Performance Overview
April muni returns bounced back from March weakness.
Fixed-income markets were focused on escalating geopolitical tensions in April, as rising oil prices fueled concerns about inflation. While ceasefire agreements in the Middle East provided some optimism early in the month, Treasury yields ultimately moved higher amid stalled diplomatic progress and uncertainty surrounding the Federal Reserve leadership transition. In total, Treasury yields increased by 5-8 basis points (bps) across the curve. Municipals shrugged off the negative returns seen in taxable fixed-income markets, as well as the traditional technical weakness that typically pressures the asset class in April. High-grade municipal yields rallied 8-16 bps across intermediate and shorter maturities during the month and the Bloomberg Municipal Bond Index returned 1.15%. The rebound from March’s steep underperformance led year-to-date (YTD) returns back into positive territory at 0.97%.
Technicals
Muni demand tracking at a strong $30 billion so far this year.
Municipal technicals began the month on weaker footing as tax season concluded, but improved as April progressed. April new issuance was elevated at $51 billion, slightly below the $53 billion recorded both in March and April 2025. Demand remained firm, with municipal mutual funds recording approximately $5 billion of net inflows during the month, largely comprised of long-term fund flows, according to Lipper. YTD inflows are tracking at a robust $30 billion through April, which if sustained through year-end would outpace the prior year’s demand trend.
Fundamentals
Munis continue to benefit from strong revenue collections and elevated cash.
Credit fundamentals continue to demonstrate resilience, though late-cycle characteristics are emerging. Several large issuers are contending with delayed budgets and projecting longer-term budgetary shortfalls. YTD in 2026, the three major rating agencies have downgraded more debt than they have upgraded, by a ratio of 1.3x. In the high-yield segment, some larger issuers have drawn on debt service reserve funds and may pursue restructurings. That said, the broader municipal market continues to benefit from strong revenue collections and elevated cash balances. However, given relatively tight spread levels, Western Asset believes active credit selection remains critical.
Valuations
Taxable equivalent yields remained elevated in April.
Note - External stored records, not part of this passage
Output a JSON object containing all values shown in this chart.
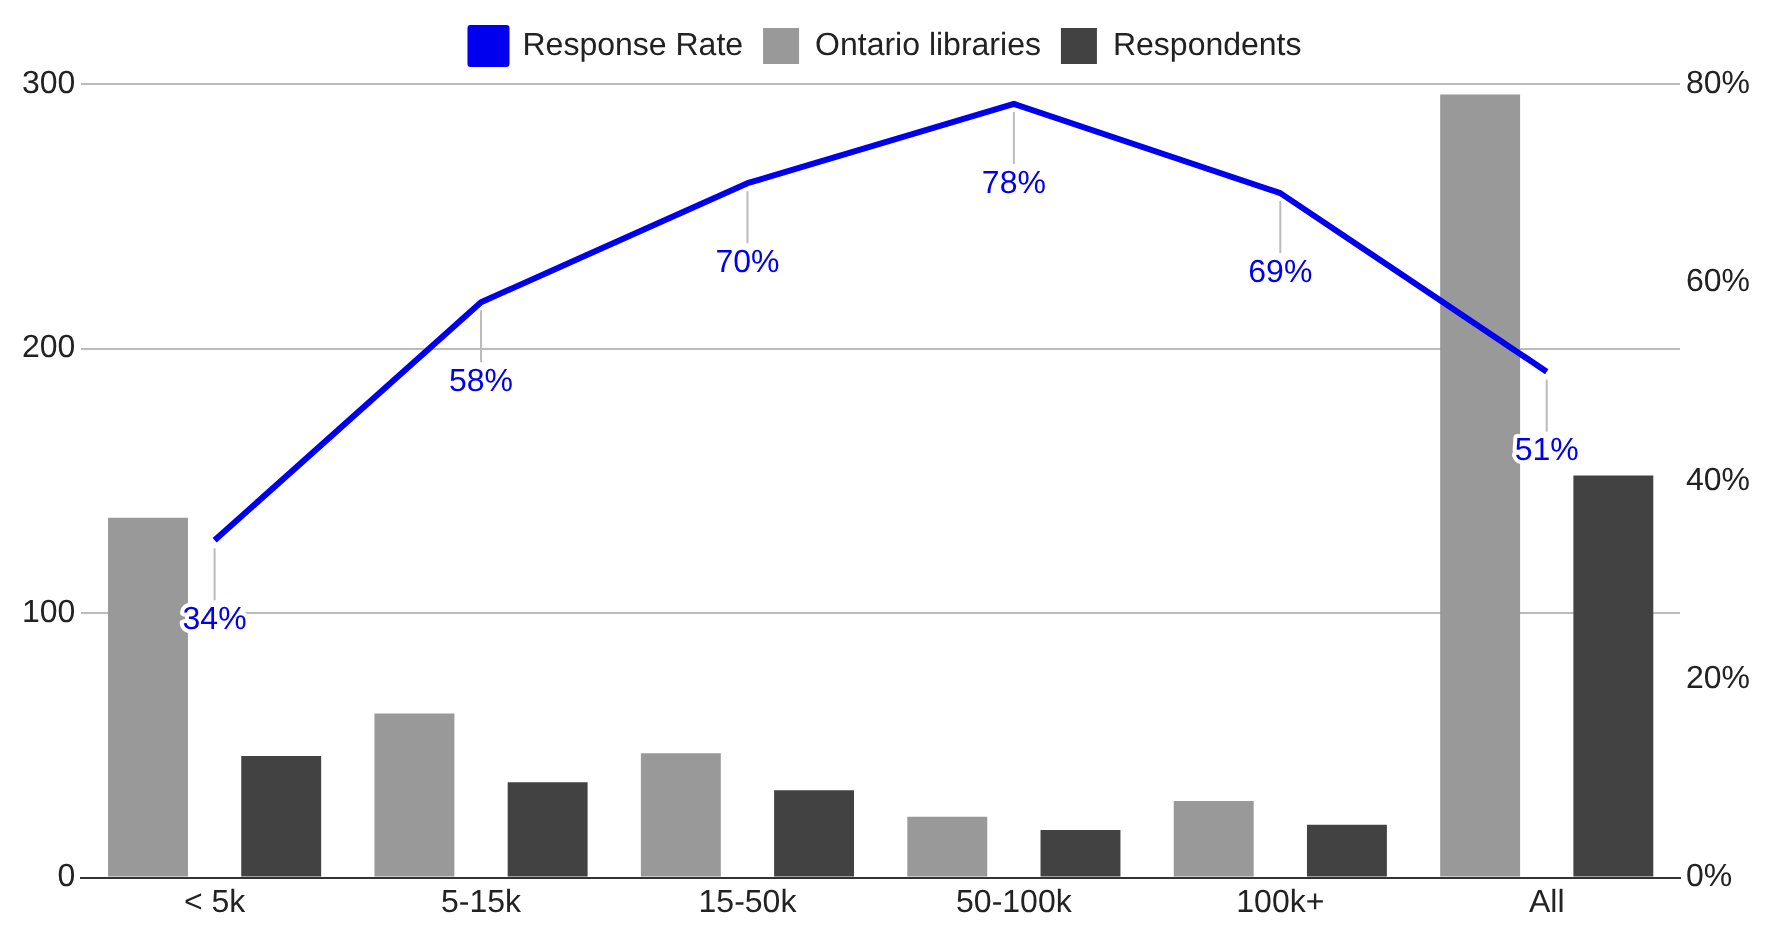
{
  "chart_data": {
    "type": "bar",
    "categories": [
      "< 5k",
      "5-15k",
      "15-50k",
      "50-100k",
      "100k+",
      "All"
    ],
    "series": [
      {
        "name": "Ontario libraries",
        "color": "#999999",
        "values": [
          136,
          62,
          47,
          23,
          29,
          296
        ]
      },
      {
        "name": "Respondents",
        "color": "#424242",
        "values": [
          46,
          36,
          33,
          18,
          20,
          152
        ]
      },
      {
        "name": "Response Rate",
        "type": "line",
        "axis": "y2",
        "color": "#0000ee",
        "values": [
          34,
          58,
          70,
          78,
          69,
          51
        ],
        "value_labels": [
          "34%",
          "58%",
          "70%",
          "78%",
          "69%",
          "51%"
        ]
      }
    ],
    "ylim": [
      0,
      300
    ],
    "yticks": [
      0,
      100,
      200,
      300
    ],
    "y2lim": [
      0,
      80
    ],
    "y2ticks": [
      {
        "value": 0,
        "label": "0%"
      },
      {
        "value": 20,
        "label": "20%"
      },
      {
        "value": 40,
        "label": "40%"
      },
      {
        "value": 60,
        "label": "60%"
      },
      {
        "value": 80,
        "label": "80%"
      }
    ],
    "grid": "y",
    "legend": "top",
    "marker": "none"
  }
}
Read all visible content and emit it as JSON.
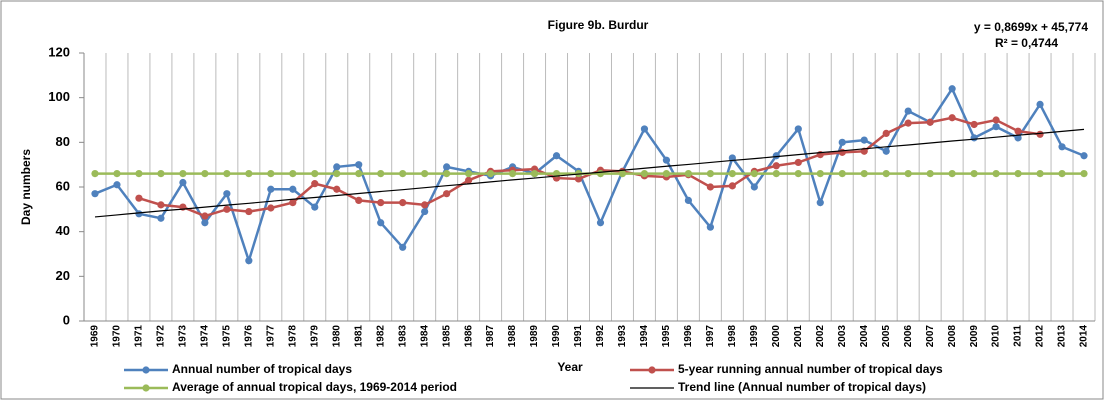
{
  "chart_data": {
    "type": "line",
    "title": "Figure 9b. Burdur",
    "annotations": [
      "y = 0,8699x + 45,774",
      "R² = 0,4744"
    ],
    "xlabel": "Year",
    "ylabel": "Day numbers",
    "categories": [
      "1969",
      "1970",
      "1971",
      "1972",
      "1973",
      "1974",
      "1975",
      "1976",
      "1977",
      "1978",
      "1979",
      "1980",
      "1981",
      "1982",
      "1983",
      "1984",
      "1985",
      "1986",
      "1987",
      "1988",
      "1989",
      "1990",
      "1991",
      "1992",
      "1993",
      "1994",
      "1995",
      "1996",
      "1997",
      "1998",
      "1999",
      "2000",
      "2001",
      "2002",
      "2003",
      "2004",
      "2005",
      "2006",
      "2007",
      "2008",
      "2009",
      "2010",
      "2011",
      "2012",
      "2013",
      "2014"
    ],
    "ylim": [
      0,
      120
    ],
    "yticks": [
      0,
      20,
      40,
      60,
      80,
      100,
      120
    ],
    "grid": "x",
    "series": [
      {
        "name": "Annual number of tropical days",
        "color": "#4f81bd",
        "marker": true,
        "values": [
          57,
          61,
          48,
          46,
          62,
          44,
          57,
          27,
          59,
          59,
          51,
          69,
          70,
          44,
          33,
          49,
          69,
          67,
          65,
          69,
          66,
          74,
          67,
          44,
          67,
          86,
          72,
          54,
          42,
          73,
          60,
          74,
          86,
          53,
          80,
          81,
          76,
          94,
          89,
          104,
          82,
          87,
          82,
          97,
          78,
          74
        ]
      },
      {
        "name": "5-year running annual number of tropical days",
        "color": "#c0504d",
        "marker": true,
        "values": [
          null,
          null,
          55,
          52,
          51,
          47,
          50,
          49,
          50.6,
          53,
          61.5,
          59,
          54,
          53,
          53,
          52,
          57,
          63,
          67,
          67.5,
          68,
          64,
          63.6,
          67.5,
          67,
          65,
          64.5,
          65.5,
          60,
          60.5,
          67,
          69.5,
          71,
          74.5,
          75.5,
          76,
          84,
          88.6,
          89,
          91,
          88,
          90,
          85,
          83.6,
          null,
          null
        ]
      },
      {
        "name": "Average of annual tropical days, 1969-2014 period",
        "color": "#9bbb59",
        "marker": true,
        "values": [
          66,
          66,
          66,
          66,
          66,
          66,
          66,
          66,
          66,
          66,
          66,
          66,
          66,
          66,
          66,
          66,
          66,
          66,
          66,
          66,
          66,
          66,
          66,
          66,
          66,
          66,
          66,
          66,
          66,
          66,
          66,
          66,
          66,
          66,
          66,
          66,
          66,
          66,
          66,
          66,
          66,
          66,
          66,
          66,
          66,
          66
        ]
      },
      {
        "name": "Trend line (Annual number of tropical days)",
        "color": "#000000",
        "marker": false,
        "values": [
          46.6,
          47.5,
          48.4,
          49.3,
          50.1,
          51.0,
          51.9,
          52.7,
          53.6,
          54.5,
          55.3,
          56.2,
          57.1,
          58.0,
          58.8,
          59.7,
          60.6,
          61.4,
          62.3,
          63.2,
          64.0,
          64.9,
          65.8,
          66.6,
          67.5,
          68.4,
          69.3,
          70.1,
          71.0,
          71.9,
          72.7,
          73.6,
          74.5,
          75.4,
          76.2,
          77.1,
          78.0,
          78.8,
          79.7,
          80.6,
          81.4,
          82.3,
          83.2,
          84.0,
          84.9,
          85.8
        ]
      }
    ]
  }
}
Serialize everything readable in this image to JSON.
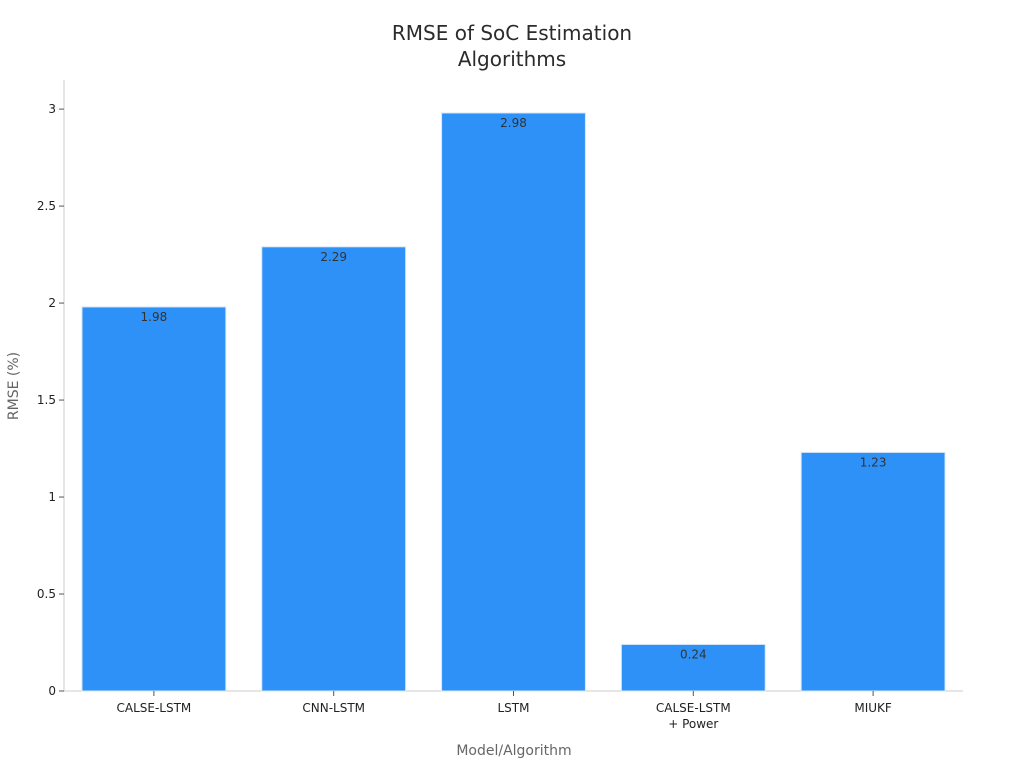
{
  "chart_data": {
    "type": "bar",
    "title": [
      "RMSE of SoC Estimation",
      "Algorithms"
    ],
    "xlabel": "Model/Algorithm",
    "ylabel": "RMSE (%)",
    "categories": [
      [
        "CALSE-LSTM"
      ],
      [
        "CNN-LSTM"
      ],
      [
        "LSTM"
      ],
      [
        "CALSE-LSTM",
        "+ Power"
      ],
      [
        "MIUKF"
      ]
    ],
    "values": [
      1.98,
      2.29,
      2.98,
      0.24,
      1.23
    ],
    "data_labels": [
      "1.98",
      "2.29",
      "2.98",
      "0.24",
      "1.23"
    ],
    "ylim": [
      0,
      3.15
    ],
    "yticks": [
      0,
      0.5,
      1,
      1.5,
      2,
      2.5,
      3
    ],
    "ytick_labels": [
      "0",
      "0.5",
      "1",
      "1.5",
      "2",
      "2.5",
      "3"
    ],
    "grid": false,
    "legend": "none",
    "colors": {
      "bar": "#2e91f8",
      "bar_edge": "#d6e6f5",
      "axis": "#cccccc"
    }
  }
}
Despite recent outperformance, Western Asset believes the municipal market continues to offer attractive after-tax income opportunities. The Bloomberg Municipal Bond Index yield-to-worst stands at 3.68%, or 6.22% on a taxable-equivalent basis for top federal taxpayers, above historical averages and competitive with lower-rated taxable fixed income sectors. Income opportunities have improved across much of the curve, with 10-year high-grade yields rising more than 20 bps YTD to approximately 3.0%, and longer maturities increasing by 17 bps to around 4.3%. As seasonal technical headwinds fade, these levels could present an attractive opportunity for investors to reposition income and risk exposures in line with overall objectives.